Visitors enter Olympic National Park through the Heart o' the Hills entrance station south of Port Angeles. — Photo by Keith Thorpe/Peninsula Daily News

Visitors enter Olympic National Park through the Heart o' the Hills entrance station south of Port Angeles. — Photo by Keith Thorpe/Peninsula Daily News

Olympic National Park fee increase can be gradual, superintendent tells business group

PORT ANGELES — It’s “doable” to phase in proposed large entrance-fee hikes in Olympic National Park over three years rather than imposing them in one fell swoop, Park Superintendent Sarah Creachbaum said Tuesday.

Creachbaum, appearing at the Port Angeles Business Association’s regular breakfast meeting, was urged to spread out the increases that include a hike for a current $15 seven-day pass to $25 and a raise of a $30 annual pass to $50, both 67 percent increases.

“I think that’s a great suggestion, and I think that’s doable in the proposal,” Creachbaum said at the meeting, attended by 29 participants.

The nation’s 131 national parks that charge entrance fees are considering fee hikes to fund maintenance projects — not day-to-day operations — and are collecting comments on the proposal.

At Olympic National Park, an individual pass without a vehicle would rise from $5 to $12, a 140 percent increase, while the motorcycle fee would jump from $5 to $20, a 300 percent increase.

Campground fees, currently $10 to $18, would range from $15 to $25 under the pricing model for parks in the category that includes Olympic National Park.

Rocky Mountain National Park has proposed phasing in fee increases, park spokeswoman Barb Maynes said in a later interview Tuesday.

Comments on the proposal can be submitted through Dec. 31 at www.parkplanning.nps.gov/OLYMfees.

“It’s that old retail thing call sticker shock, that was my first thought,” Ed Bedford, owner of BRP Enterprises — which does business as Bedford’s Gourmet Sodas — told Creachbaum.

“It would be wonderful if this was implemented over a three-year period and not a one-year period.

“It would be a lot easier for you to sell and us to sell and not maybe face a decline in visitorship.”

Bedford’s assertions were similar to comments from former City Councilman Don Perry, local historian and owner of Heritage Tours, who called the increase “drastic.”

“When you increase rates, visitorship goes down,” Perry said.

“I’ve seen this happen so many times.

“If you hit people all at once, you are going to have that effect.”

Said Creachbaum: “I hear you, and I hope you’ll be making that comment” as part of the input process.

New fees could be in place by next summer.

Maynes said Olympic National Park officials will forward comments on the proposal by mid-January to the Park Service’s regional office in San Francisco.

The regional office will submit a report on the proposal to the national office in Washington, D.C., by March 2, with a decision expected later in the spring, Maynes said.

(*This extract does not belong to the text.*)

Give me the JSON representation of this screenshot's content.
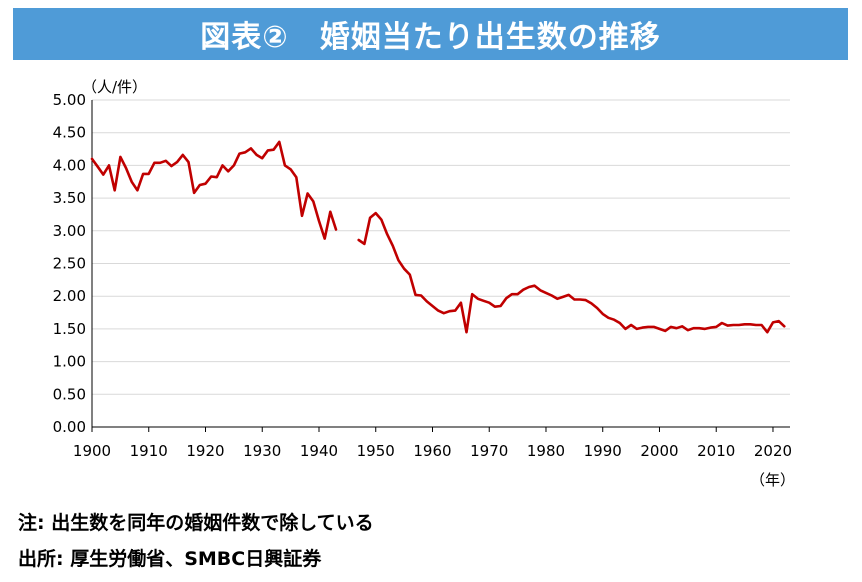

“The majority of fees have not increased in nine years,” she said.

The goal “if supported by civic engagement” is for all parks to align with proposed fee increases by 2017, according to an Aug. 19 memo to regional office directors from Park Service Director Jon Jarvis that was obtained by The Denver Post.

“If there is significant public controversy, a park may choose not to implement new fees, may phase in the new rates over three years, or delay the new rates until 2016 or 2017,” Jarvis wrote.

The park’s $12.9 million budget includes $2.5 million in park fees — 80 percent, or about $2 million, of which pays for projects in the park, Maynes said.

The park has $23 million in “critical deferred maintenance” projects as part of $200 million in maintenance projects that need to be completed, Maynes said.

Fee revenue has paid for rehabilitating 90 miles of park trails and electrical service in the Kalaloch campground and on a current $1.14 million project to renovate the Hoh Rain Forest Visitor Center.

Six park sewage systems, 350 buildings throughout the park and “countless” bridges need to be monitored and maintained, Creachbaum told the breakfast audience.

“It’s all about maintaining visitor access,” she said.

“A long list of things need to be fixed.”

The park has had 3.3 million visitors in 2014, already exceeding the total for 2013, and recorded the third best September, with 394,495 visitors.

Creachbaum said the park continues to work with local residents to increase visitor access to Hurricane Ridge during the winter months.